Point is, I now have a personal favorite bathroom. During my review of Pamplemousse in this month’s issue, I was standing in position. We men tend to stare at the wall directly in front of our business dealings, unless we’re staring down at our phones (which I’ve never felt too comfortable with because one day I’m sure I’m going to accidentally take a photo of what’s below my phone and accidentally post it to the internet—quite frankly I’m shocked I haven’t by this juncture).

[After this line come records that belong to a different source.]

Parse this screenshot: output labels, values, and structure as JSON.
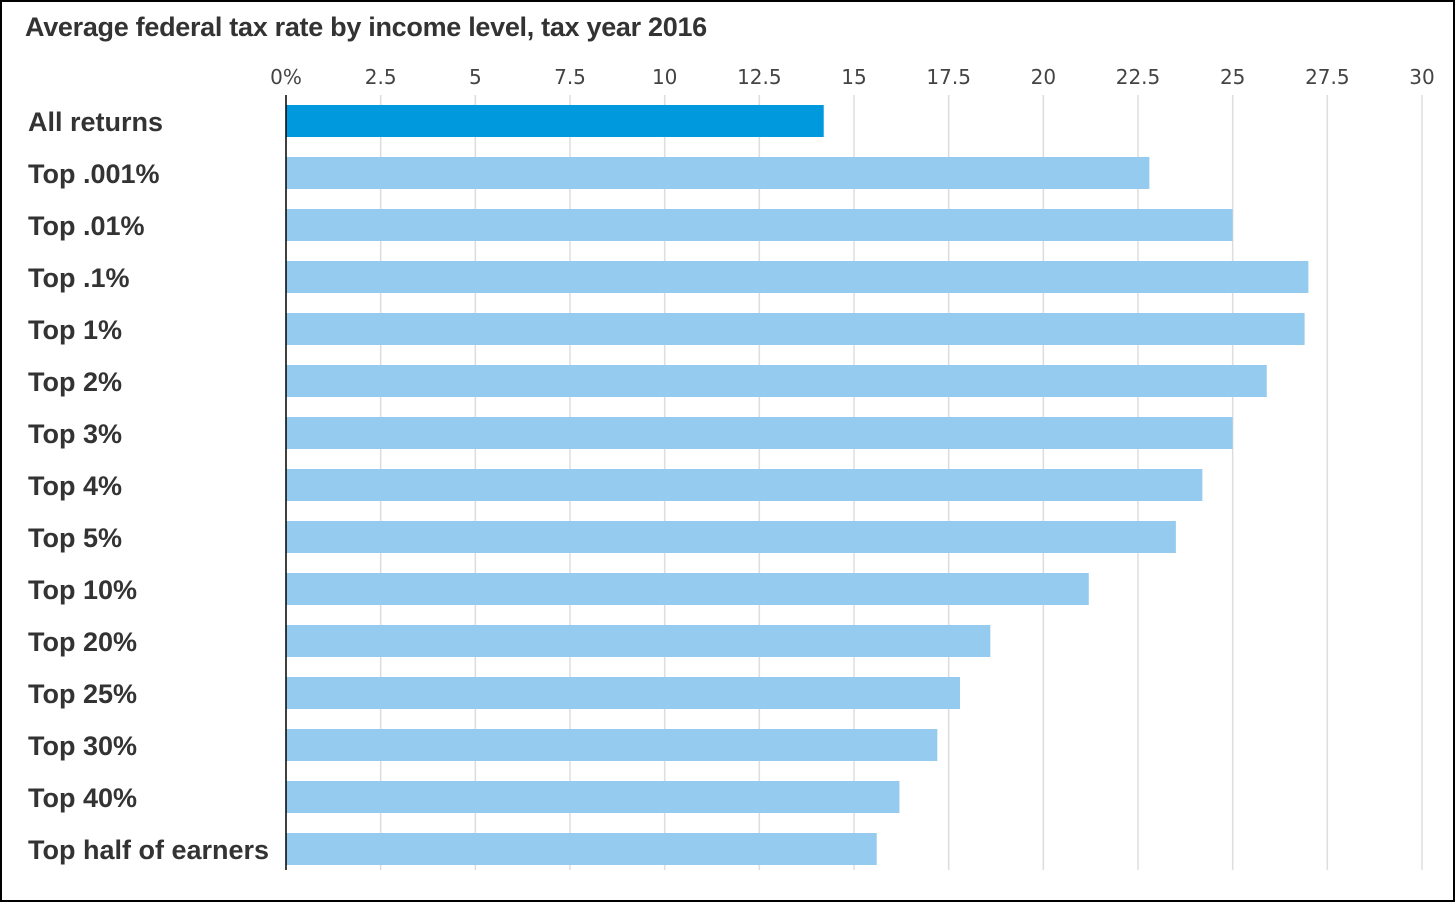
{
  "chart_data": {
    "type": "bar",
    "orientation": "horizontal",
    "title": "Average federal tax rate by income level, tax year 2016",
    "xlabel": "",
    "ylabel": "",
    "xlim": [
      0,
      30
    ],
    "xticks": [
      0,
      2.5,
      5,
      7.5,
      10,
      12.5,
      15,
      17.5,
      20,
      22.5,
      25,
      27.5,
      30
    ],
    "xtick_labels": [
      "0%",
      "2.5",
      "5",
      "7.5",
      "10",
      "12.5",
      "15",
      "17.5",
      "20",
      "22.5",
      "25",
      "27.5",
      "30"
    ],
    "grid": true,
    "categories": [
      "All returns",
      "Top .001%",
      "Top .01%",
      "Top .1%",
      "Top 1%",
      "Top 2%",
      "Top 3%",
      "Top 4%",
      "Top 5%",
      "Top 10%",
      "Top 20%",
      "Top 25%",
      "Top 30%",
      "Top 40%",
      "Top half of earners"
    ],
    "values": [
      14.2,
      22.8,
      25.0,
      27.0,
      26.9,
      25.9,
      25.0,
      24.2,
      23.5,
      21.2,
      18.6,
      17.8,
      17.2,
      16.2,
      15.6
    ],
    "colors": {
      "highlight": "#0099dd",
      "default": "#95cbee",
      "grid": "#dddddd",
      "axis": "#000000"
    }
  }
}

Anyway, in the Pamplemousse men’s room, they have this TV screen right in front of you. At first, it looks like some generic promotional effort from the restaurant, cascading pretty images of food and the dining room. There’s a sepia-toned shrimp dish. Here’s a dreamy photo of beautiful people enjoying beautiful Dover soles. Here’s an obscene closeup shot of a chocolate dessert.
Fine, nice, boring. But then it gets interesting.

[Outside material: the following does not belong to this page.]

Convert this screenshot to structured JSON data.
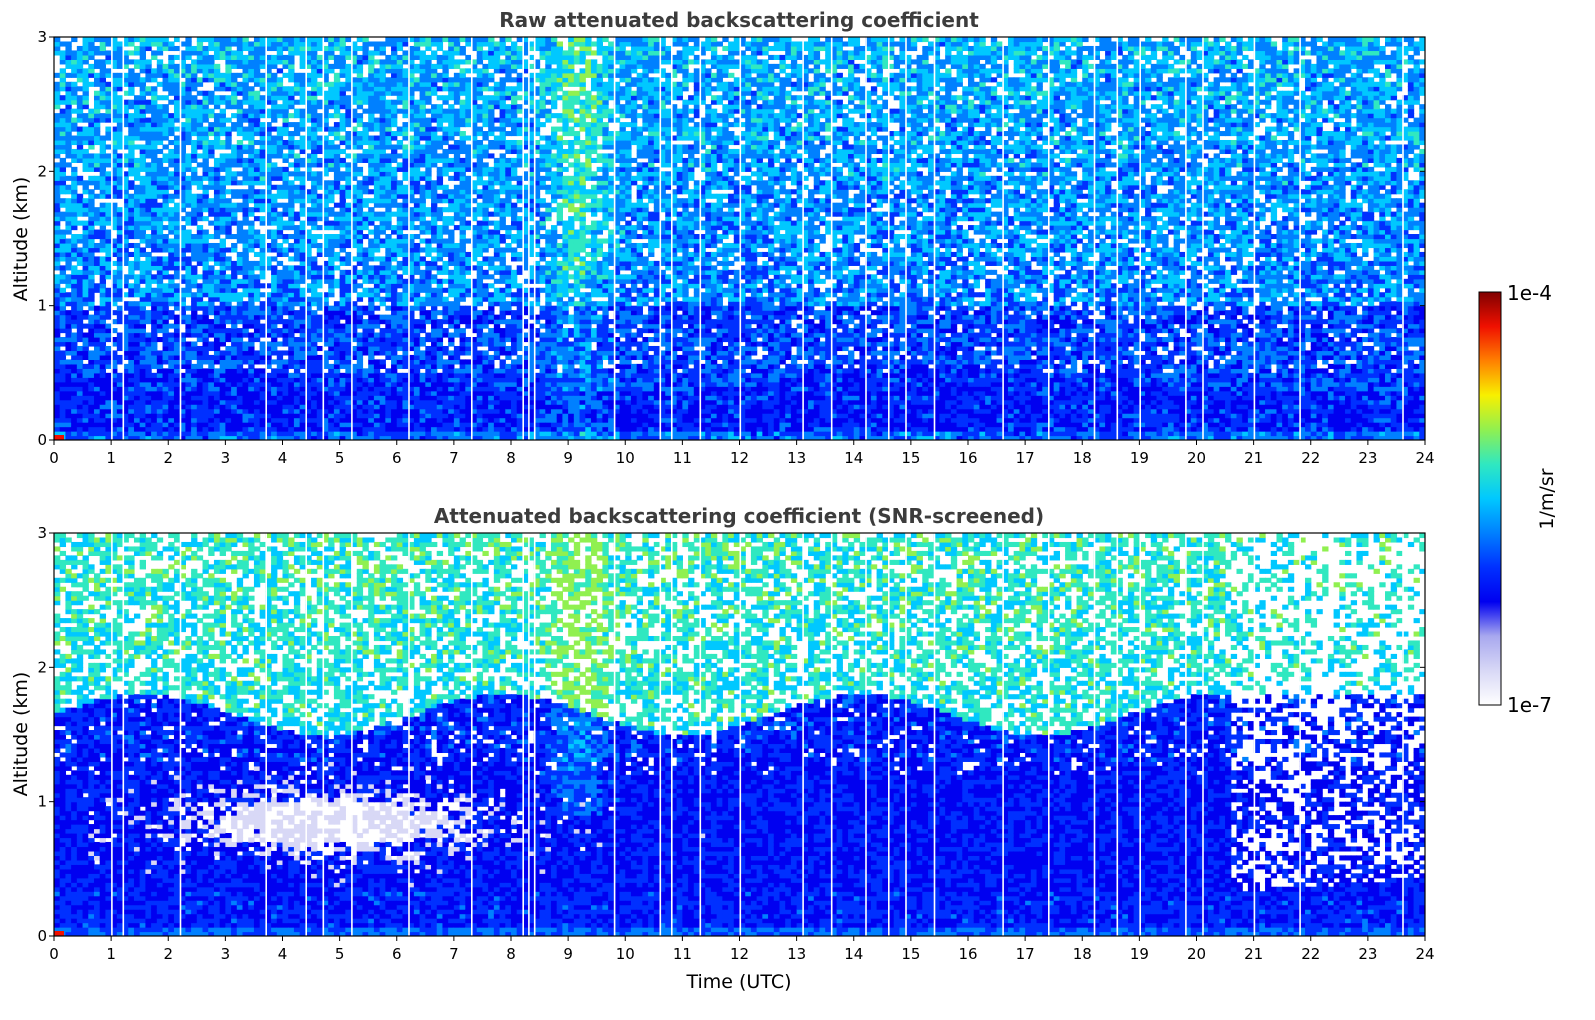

I’m looking down at the time. Aim is important in life. I hear someone snickering. I look up and it’s chef-owner Geoffrey Strauss and his right-hand chef on the video screen. They’re standing there looking down at my manhood. Taking peeks and chortling empathetic chortles. Strauss says, "Sorry, bro." As he says this, he’s looking up into the camera (which is at my eye level, so basically he’s looking into my eyes, which is uncomfortable in its own right during this particular moment).
I can’t remember what else they said. (I was incapable of transcription at the moment). They point at my place of esteem and shame. And they mock me. Or it. Or me and it. They are the older boys from my middle school gym class.

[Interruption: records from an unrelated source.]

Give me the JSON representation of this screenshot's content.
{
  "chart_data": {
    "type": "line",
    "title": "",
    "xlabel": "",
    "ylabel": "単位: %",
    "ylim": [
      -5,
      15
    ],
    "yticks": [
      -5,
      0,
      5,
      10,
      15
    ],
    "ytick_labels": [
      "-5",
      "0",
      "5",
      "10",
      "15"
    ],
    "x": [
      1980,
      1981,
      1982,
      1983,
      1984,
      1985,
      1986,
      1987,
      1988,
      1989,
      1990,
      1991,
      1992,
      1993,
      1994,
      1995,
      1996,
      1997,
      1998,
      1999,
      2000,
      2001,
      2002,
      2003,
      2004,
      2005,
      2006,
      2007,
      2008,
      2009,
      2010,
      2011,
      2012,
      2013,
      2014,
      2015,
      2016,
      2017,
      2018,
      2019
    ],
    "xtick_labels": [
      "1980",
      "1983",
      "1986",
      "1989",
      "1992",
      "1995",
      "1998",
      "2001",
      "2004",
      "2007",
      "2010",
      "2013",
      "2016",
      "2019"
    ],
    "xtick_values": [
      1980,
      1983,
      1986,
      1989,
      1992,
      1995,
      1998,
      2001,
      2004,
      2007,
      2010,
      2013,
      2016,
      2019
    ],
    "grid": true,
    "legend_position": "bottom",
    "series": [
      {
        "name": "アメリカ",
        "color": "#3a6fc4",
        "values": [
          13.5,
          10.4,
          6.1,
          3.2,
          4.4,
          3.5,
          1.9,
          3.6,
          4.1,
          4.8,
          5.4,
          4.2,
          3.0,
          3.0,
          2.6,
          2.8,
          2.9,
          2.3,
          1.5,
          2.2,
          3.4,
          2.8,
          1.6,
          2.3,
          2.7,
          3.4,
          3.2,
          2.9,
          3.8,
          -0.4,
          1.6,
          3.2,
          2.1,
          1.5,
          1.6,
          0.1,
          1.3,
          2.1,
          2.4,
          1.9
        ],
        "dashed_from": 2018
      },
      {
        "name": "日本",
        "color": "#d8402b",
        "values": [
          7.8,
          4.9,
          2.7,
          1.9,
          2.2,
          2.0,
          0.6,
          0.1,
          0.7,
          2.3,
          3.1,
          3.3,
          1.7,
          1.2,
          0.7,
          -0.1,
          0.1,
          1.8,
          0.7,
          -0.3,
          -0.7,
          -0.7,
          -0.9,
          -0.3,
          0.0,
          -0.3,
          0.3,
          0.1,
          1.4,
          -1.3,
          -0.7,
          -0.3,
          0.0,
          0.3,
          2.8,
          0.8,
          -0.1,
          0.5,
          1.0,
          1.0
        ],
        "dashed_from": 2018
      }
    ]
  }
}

I’m both fascinated and impressed. Outside in the dining room, people are paying $40-plus for a grilled cheese sandwich. Tonight’s meal will cost me a car payment. There are fine Italian truffles on everything. I believe there are truffles in their cleaning solvents. There are men of class and decorum and great empires. And when they come to pee, their chef ridicules their member. This is the kind of humor that I expect when I’m chugging chicken wings at my local sports TV emporium.
I’m not sure if Strauss is now my personal hero, a man with the ease and gumption to tease his high-end clientele, who can tend to take themselves a little seriously at times. Sure, he’ll cook for them, master-crafting ahi towers for their enduring luxury. But in the bathroom, this is his time to alter that power paradigm, to alpha the alphas in matters of lower waist. To rib them a little, not in the ribs.
Or if he’s kinda sad like that male relative who bought me every available penis joke t-shirt ever made by the penis joke apparel industry.
Whatever. Laughing at yourself, even at that part of yourself, is important.
Returning to the table, I tell Claire. She’s a New Yorker. Her people are immune to crude humor, since life in New York is itself a crude humor. She gets up to inspect the women’s restroom.
She returns to the table and announces, "This is bullsh**. They didn’t make fun of any of my parts."
So, it seems, the biggest offense of the night is not the men’s room humor, but the assumption that this sort of humor is too much or not appropriate for today’s modern woman.
By not being slighted, Claire feels slighted.